I was recently reading an interview of the French filmmaker Jean-Luc Godard where he says, “I’d rather feed 100 percent of 10 people. Hollywood would rather feed 1 percent of 1 million people. Commercially speaking, my way is not better.” We share a similar point of view, and I’ve never been in better company. Another nice quote: “he who leaps into the void owes no explanation to those who watch.” I’m having difficulty tracking down another statement of his (probably from the magazine Cahiers du Cinéma,) so I’ll drastically butcher it into my own speech: don’t let your audience forget that they are watching a film and not acting in it. You are the one in charge, so your work should look like what it is, a film. Don’t get caught up in the illusion.
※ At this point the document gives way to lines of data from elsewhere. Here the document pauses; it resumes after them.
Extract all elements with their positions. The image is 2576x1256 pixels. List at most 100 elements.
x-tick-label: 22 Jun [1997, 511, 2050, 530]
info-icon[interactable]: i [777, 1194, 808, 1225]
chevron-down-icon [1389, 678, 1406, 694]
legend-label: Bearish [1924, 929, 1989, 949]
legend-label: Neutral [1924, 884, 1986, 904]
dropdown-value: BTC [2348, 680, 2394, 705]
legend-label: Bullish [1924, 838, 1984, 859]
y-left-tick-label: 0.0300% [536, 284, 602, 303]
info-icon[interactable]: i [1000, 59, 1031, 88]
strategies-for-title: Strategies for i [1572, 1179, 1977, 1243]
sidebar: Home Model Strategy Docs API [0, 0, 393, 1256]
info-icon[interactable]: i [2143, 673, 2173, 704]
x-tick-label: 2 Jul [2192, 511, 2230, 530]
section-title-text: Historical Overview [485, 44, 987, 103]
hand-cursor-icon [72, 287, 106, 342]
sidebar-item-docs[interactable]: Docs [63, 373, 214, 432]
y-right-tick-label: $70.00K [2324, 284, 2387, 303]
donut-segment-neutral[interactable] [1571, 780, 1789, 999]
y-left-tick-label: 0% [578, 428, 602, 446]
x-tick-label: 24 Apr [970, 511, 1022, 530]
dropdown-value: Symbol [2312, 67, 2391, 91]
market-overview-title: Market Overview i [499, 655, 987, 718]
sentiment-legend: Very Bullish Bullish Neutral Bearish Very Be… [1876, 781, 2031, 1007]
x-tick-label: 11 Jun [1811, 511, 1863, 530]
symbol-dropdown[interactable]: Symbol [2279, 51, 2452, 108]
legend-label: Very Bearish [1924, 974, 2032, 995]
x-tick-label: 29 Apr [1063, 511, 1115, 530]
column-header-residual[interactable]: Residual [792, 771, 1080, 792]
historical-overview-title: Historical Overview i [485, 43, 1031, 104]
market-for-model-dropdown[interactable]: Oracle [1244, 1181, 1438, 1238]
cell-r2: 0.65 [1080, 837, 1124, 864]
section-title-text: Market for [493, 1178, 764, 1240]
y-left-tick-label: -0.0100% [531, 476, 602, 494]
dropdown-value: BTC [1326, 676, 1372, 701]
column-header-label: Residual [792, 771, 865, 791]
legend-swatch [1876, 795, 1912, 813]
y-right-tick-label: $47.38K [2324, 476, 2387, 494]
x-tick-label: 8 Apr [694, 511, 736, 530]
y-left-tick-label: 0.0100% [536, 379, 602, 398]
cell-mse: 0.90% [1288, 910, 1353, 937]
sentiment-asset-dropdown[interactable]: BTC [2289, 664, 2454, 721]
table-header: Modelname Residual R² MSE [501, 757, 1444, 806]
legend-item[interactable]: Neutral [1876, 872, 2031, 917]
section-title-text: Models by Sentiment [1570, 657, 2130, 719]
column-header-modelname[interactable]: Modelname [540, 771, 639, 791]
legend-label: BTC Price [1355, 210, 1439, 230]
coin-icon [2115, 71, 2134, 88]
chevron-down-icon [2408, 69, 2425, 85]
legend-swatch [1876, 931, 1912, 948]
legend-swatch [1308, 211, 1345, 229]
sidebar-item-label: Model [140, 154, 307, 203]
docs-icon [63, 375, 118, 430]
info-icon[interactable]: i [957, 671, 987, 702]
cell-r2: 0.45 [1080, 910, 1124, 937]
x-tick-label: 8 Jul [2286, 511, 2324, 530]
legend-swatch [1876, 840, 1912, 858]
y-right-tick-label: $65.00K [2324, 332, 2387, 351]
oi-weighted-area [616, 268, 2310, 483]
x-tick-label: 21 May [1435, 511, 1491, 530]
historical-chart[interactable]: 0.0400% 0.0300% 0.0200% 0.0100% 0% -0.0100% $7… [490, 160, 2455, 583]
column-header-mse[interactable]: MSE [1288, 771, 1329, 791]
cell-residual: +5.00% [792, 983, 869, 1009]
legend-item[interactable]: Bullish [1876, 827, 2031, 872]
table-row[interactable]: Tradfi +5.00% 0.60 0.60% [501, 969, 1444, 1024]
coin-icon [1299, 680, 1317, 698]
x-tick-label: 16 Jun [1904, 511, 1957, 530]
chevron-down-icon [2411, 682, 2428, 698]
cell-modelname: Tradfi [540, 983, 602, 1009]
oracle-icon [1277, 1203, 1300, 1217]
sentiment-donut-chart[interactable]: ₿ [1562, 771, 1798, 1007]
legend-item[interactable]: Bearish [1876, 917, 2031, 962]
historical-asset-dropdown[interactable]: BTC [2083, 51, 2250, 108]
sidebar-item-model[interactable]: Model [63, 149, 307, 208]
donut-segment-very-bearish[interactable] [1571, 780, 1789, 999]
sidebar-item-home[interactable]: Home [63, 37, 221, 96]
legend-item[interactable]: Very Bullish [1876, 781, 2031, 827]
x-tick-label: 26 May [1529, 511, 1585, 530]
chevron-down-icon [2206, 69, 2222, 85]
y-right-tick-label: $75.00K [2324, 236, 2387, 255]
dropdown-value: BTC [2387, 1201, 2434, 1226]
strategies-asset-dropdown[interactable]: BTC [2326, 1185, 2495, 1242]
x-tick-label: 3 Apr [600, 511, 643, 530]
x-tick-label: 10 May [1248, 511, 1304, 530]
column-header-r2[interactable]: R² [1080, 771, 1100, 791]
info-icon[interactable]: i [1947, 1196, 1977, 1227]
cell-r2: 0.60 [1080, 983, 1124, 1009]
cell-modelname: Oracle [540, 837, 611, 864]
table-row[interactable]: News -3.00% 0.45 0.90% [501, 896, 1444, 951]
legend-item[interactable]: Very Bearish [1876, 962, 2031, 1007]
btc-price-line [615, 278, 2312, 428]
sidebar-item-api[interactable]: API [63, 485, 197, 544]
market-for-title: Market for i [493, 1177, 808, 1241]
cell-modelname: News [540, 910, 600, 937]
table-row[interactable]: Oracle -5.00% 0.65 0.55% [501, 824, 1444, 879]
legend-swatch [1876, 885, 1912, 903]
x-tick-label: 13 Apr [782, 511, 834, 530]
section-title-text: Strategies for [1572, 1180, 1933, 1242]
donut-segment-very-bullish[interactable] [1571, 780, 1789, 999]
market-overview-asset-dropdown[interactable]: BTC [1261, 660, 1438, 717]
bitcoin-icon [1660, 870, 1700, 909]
Try and sit through his film “Les Carabiniers” to best understand what that means.
Recommended reading:
Godard on Godard
 Everything Is Cinema

Evans photogragh

I bring this up since I was also recently looking through some reproductions of early 20th century platinum photographs by Frederick H. Evans. At first glance, they look very much like graphite drawings; so much so I had to check the media description to be certain. They would be very tightly rendered graphite drawings, mind you, but examine the print above, “Kelmscott Manor: In the Attics.” An exhibit of his photographs will be on display at the Getty Museum beginning in February 2010.

I hesitate to show any examples of the sort of tight rendering in pencil that these prints suggest, since I don’t want to be accused of pointing a finger at them for being somewhat inferior. That’s not my point. This is not about an evaluation of skill (or the celebration of it) as it is the pleasure in sharing an artist’s visual translation and the interpretation of their work. It’s about emotional, not visual, accuracy.

While I would still deeply enjoy seeing pencil renderings of images such as this, it’s when I see the marks made by the artist that I feel as though I’m standing in their shoes as I examine the work. I hear what they are saying and can understand them better than when they render the scene with a high degree of tight detail. In these photographic prints the values are very close and fall within the middle range with very soft gradients reminiscent of graphite powder or controlled watercolor. In fact, I see similarities between these prints and some watercolor studies by Maurice Noble which were made for the Disney film “Snow White and the Seven Dwarves,” done only a decade or so later than the Evans print. Look also at this watercolor by Cass Gilbert circa 1910. Not only do I see here what the artist sees, but also as they see it, even looking into their own mind. It isn’t an approach I use to lose myself in their vision, but a search for clarity.